Sammlung der Entscheidungen des Schweizerischen Bundesgerichts
Collection des arrêts du Tribunal fédéral suisse
Raccolta delle decisioni del Tribunale federale svizzero

I. Zivilrechtliche Abteilung, Beschwerde in Zivilsachen 4A.54/2012
Zurück zum Index I. Zivilrechtliche Abteilung, Beschwerde in Zivilsachen 2012
Retour à l'indice I. Zivilrechtliche Abteilung, Beschwerde in Zivilsachen 2012



Bundesgericht
Tribunal fédéral
Tribunale federale
Tribunal federal

{T 0/2}
4A_54/2012

Arrêt du 27 juin 2012
Ire Cour de droit civil

Composition
Mmes et MM. les Juges Klett, Présidente, Corboz, Rottenberg Liatowitsch, Kolly
et Kiss.
Greffière: Mme Godat Zimmermann.

Participants à la procédure
X.________,
représentée par Me Elliott Geisinger et
Me Anne-Carole Cremades,
recourante,

contre

Y.________ Inc.,
représentée par Me Dominique Brown-Berset et Me Dominique Ritter,
intimée.

Objet
arbitrage international; composition irrégulière du tribunal arbitral,

recours contre la sentence finale rendue le 8 décembre 2011 par le Tribunal
arbitral CCI.

Faits:

A.
Représenté par the United States Army Corps of Engineers (CoE), le gouvernement
américain a confié à la société américaine Y.________ Inc. (ci-après:
Y.________) des travaux sur une base aérienne en Irak. Par contrat du 17 juin
2004, Y.________ a sous-traité une partie des travaux à la société turque
X.________. En 2005, la société américaine a résilié le contrat de
sous-traitance aux torts de X.________ (for default). La société turque a
contesté le bien-fondé de la résiliation.

B.
B.a Par requête du 25 mai 2005, X.________ a mis en oeuvre l'arbitrage prévu
dans le contrat de sous-traitance. Un tribunal arbitral de trois membres a été
constitué sous l'égide de la Cour internationale d'arbitrage de la Chambre de
Commerce Internationale (CCI). La clause arbitrale fixe le siège du Tribunal
arbitral à Genève et soumet la cause au droit américain. La requérante a conclu
notamment à ce que Y.________ soit condamnée à lui verser un peu plus de
8'000'000 USD. Pour sa part, Y.________ a conclu au rejet de la demande et,
notamment, à la condamnation de X.________ à lui payer plus de 4'000'000 USD.

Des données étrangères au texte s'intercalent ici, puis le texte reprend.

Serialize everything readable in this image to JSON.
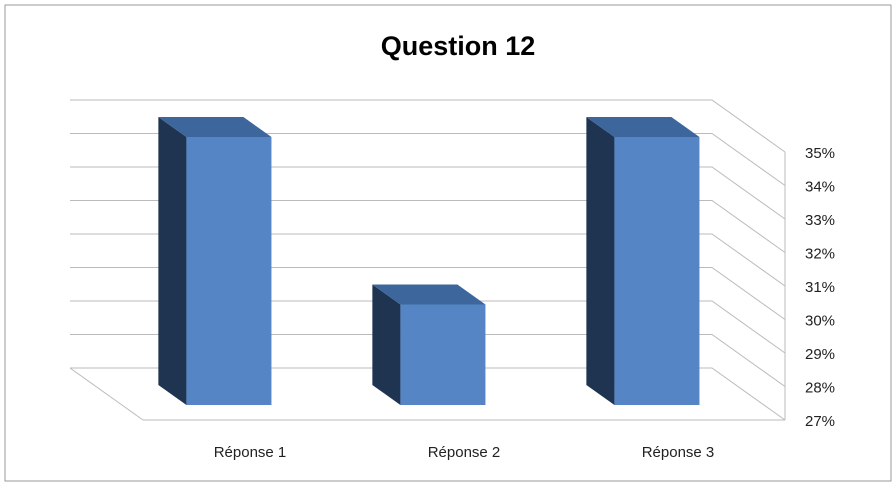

Le Tribunal arbitral a clos la procédure probatoire le 5 avril 2007. Dans sa
sentence rendue le 25 juin 2009, il a considéré que la résiliation for default
du contrat de sous-traitance était justifiée; il a rejeté la demande de
X.________ et admis la demande en dommages-intérêts de Y.________ à hauteur de
2'421'095 USD. Par ailleurs, il a condamné X.________ à participer aux
honoraires d'avocat de Y.________ à hauteur de 300'000 USD.

X.________ a interjeté un recours en matière civile au Tribunal fédéral contre
la sentence du 25 juin 2009 (cause 4A_433/2009).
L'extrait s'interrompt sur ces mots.